Sri Lanka's President Mahinda Rajapaksa has urged supporters to rally on May Day against which the report, which the government says is based on false accusations from human rights groups and pro-Tiger members of the Tamil diaspora.
Ban said an international investigation would need the co-operation of the Sri Lankan government - something it has already rejected - or a Security Council referral likely to be vetoed by China and Russia.
Last week Ban appeared to call for Russia to support his expected bid for a potential second term in the top UN post after the end of this year, telling President Dmitry Medvedev: "I'd like to really count on your strong support, leadership and guidance in continuing my work as Secretary-General."
A spokesman for Ban later denied he was asking for personal support, saying: "What he was asking for was Russia's support for the full range of United Nations work on major topics."
The former South Korean foreign minister has not publicly declared his candidacy for the election, but diplomats say he has made his intentions to seek re-election clear in private, and the United States and other key Security Council members have given preliminary pledges of support for a second five-year term.
John J Metzler, a veteran UN correspondent and lecturer in Asian Studies at St John's University in New York, told Channel 4 News: "I believe he clearly seeks re-election, and he's certainly within his rights to do such.
"He must balance the interests of the five permanent members of the Security Council. He must tread very, very carefully when it comes to humanitarian issues.
"It's clear that for any Secretary-General facing re-election, he is walking in a political minefield, especially with issues like human rights violations. Many of these kinds of governments are going to say: 'We are a sovereign state. We didn't invite you to come here.'
"Ban Ki Moon has been a very active and positive force in keeping humanitarian pipelines open in Haiti or Pakistan after the floods. When it comes to something as sharp and upfront as Sri Lanka or Darfur...then they back away and they become political and they become very, very cautious."
Mr Malloch Brown said the issue highlighted a "new cold war of ideas" with Western liberal democracies calling for greater respect for the rights of minorities clashing with powers like Russia and China, which reject greater international scrutiny an affront to national sovereignty.
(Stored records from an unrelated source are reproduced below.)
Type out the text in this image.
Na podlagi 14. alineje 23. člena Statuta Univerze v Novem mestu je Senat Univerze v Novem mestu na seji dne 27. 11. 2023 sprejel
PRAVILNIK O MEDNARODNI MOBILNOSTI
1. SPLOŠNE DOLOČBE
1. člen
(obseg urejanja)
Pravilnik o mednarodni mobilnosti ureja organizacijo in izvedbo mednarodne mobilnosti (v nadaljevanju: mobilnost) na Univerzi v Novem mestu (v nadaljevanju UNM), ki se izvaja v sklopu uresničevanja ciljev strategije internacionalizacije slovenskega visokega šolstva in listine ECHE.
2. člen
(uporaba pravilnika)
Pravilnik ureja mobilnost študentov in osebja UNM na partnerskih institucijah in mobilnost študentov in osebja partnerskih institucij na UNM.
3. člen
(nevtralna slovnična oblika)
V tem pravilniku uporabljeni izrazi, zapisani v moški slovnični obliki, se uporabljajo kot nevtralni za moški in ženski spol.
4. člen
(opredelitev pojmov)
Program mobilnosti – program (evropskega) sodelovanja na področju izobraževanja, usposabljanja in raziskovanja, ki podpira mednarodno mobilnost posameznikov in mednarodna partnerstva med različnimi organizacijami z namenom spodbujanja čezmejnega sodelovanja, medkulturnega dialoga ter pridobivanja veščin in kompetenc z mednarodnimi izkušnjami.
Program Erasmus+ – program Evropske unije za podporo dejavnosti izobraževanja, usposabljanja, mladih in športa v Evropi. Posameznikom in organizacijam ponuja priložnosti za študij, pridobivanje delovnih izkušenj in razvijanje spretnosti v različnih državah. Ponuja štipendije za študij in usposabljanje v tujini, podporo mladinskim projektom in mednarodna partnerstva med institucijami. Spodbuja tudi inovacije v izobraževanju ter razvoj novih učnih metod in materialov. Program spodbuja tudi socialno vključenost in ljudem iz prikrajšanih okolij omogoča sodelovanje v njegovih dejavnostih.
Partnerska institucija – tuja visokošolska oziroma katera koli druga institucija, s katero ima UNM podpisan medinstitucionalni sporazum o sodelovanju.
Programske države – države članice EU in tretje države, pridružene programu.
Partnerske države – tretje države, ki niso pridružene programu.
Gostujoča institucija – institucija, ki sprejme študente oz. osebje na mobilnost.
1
He said: "It is too much of an apparent war crime to go uninvestigated. But if he doesn't have the support of the international community and if the Sri Lankans continue to not just stonewall but to actively campaign against him in the UN it would be in practical terms almost impossible to complete any inquiry.
"He may have fallen a fence before human rights would have wanted him to fall, but this was not something he was ever going to be able to bring to fruition.
"Sri Lanka could give anyone a masterclass in using the powers of the UN to its own political advantage. It is brilliant at doing this and ruthless at doing this.
"This is an issue that is clearly dividing the new east and west. And Sri Lanka is in a sense from the point of view of the east more important than what is happening in the Arab world.
"There is a meeting of domestic intelligence chiefs, which the Russians host each year, and at the one after what happened in Sri Lanka to the Tamils, the Sri Lankan security guys were there, and they got a standing ovation.
"There was a view that the Sri Lankans had proved that there could be a military solution - that you don't have to follow this Western defeatist notion, as they see it, that you always have to deal with these terrorists. The Russians obviously felt that in Chechnya there was a military solution too.
"So Ban is up against this really tough, ingrained opposition, which captures the fundamental dispute with human rights in the global community at the moment. It's hard for a Secretary-General to prevail when he is in the middle of a field with elephants trampling around."